An Amazon EventBridge rule can use a cron expression to run on an exact hourly schedule limited to specific days and times. The rule invokes an AWS Lambda function, which is serverless and priced per request. The function can use an IAM role that has cross-account S3 permissions to list and copy only new objects. This pattern requires no provisioned infrastructure and schedule changes are made by simply updating the EventBridge rule.

Running Apache Airflow on Amazon MWAA introduces continuous environment costs and additional operational overhead. Maintaining an EC2 instance with a cron job violates the serverless constraint and adds management responsibilities. Scheduling an AWS Glue crawler and job is possible but is more expensive and unnecessary for a straightforward file copy operation, making it less cost-effective than the EventBridge-and-Lambda combination.
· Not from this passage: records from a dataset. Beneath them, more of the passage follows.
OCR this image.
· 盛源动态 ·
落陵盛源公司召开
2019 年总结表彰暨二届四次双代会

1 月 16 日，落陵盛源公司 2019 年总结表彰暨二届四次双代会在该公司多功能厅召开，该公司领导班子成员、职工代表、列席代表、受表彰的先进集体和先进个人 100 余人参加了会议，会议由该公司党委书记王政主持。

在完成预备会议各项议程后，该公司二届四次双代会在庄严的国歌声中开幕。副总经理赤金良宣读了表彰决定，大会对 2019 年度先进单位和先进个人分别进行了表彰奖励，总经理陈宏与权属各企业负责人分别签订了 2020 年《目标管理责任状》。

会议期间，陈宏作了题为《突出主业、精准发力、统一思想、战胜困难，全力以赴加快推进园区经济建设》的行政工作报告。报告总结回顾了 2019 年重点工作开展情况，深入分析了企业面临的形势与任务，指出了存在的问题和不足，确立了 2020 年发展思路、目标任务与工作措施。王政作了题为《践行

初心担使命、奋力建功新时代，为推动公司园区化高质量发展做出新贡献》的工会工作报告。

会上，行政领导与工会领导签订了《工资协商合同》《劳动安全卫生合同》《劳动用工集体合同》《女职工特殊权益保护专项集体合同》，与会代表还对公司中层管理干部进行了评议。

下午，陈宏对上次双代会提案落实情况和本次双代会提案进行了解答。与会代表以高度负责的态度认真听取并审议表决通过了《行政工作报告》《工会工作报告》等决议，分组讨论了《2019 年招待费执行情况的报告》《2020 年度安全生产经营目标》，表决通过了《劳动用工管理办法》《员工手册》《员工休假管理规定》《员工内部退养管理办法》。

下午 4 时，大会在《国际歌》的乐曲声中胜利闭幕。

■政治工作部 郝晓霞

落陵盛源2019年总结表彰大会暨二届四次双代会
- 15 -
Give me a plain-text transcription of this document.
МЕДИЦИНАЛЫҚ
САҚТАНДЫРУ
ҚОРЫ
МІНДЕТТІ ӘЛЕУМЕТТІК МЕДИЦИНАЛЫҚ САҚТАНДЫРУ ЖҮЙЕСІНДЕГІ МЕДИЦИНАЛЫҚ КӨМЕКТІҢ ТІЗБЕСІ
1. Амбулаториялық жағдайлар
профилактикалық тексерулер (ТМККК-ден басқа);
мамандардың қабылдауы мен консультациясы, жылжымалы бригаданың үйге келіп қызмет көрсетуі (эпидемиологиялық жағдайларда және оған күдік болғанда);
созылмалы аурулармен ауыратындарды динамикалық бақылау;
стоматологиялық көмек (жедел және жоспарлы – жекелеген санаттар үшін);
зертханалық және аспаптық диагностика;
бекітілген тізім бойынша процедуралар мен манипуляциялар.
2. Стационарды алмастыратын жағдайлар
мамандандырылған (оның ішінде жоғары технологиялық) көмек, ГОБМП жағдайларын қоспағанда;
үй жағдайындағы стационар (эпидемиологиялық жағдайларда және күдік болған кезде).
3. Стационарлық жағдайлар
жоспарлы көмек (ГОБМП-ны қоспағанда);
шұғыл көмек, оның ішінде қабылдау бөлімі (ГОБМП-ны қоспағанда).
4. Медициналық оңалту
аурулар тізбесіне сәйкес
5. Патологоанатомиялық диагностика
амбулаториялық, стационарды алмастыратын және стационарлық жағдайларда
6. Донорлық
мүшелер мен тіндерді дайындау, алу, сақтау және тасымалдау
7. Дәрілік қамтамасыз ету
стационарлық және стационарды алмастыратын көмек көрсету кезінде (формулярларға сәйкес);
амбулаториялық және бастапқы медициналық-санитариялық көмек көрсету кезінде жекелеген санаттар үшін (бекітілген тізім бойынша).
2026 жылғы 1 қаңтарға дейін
AWS Glue DataBrew includes a built-in HMAC-SHA256 transformation that hashes a column by combining the field value with a secret key. The key can be stored in AWS Secrets Manager and referenced directly from the recipe. The result is a consistent, non-reversible pseudonym that supports deterministic joins. S3 bucket keys, SSE-C, or Lambda code either do not perform deterministic hashing or require custom code and state management, making them less suitable.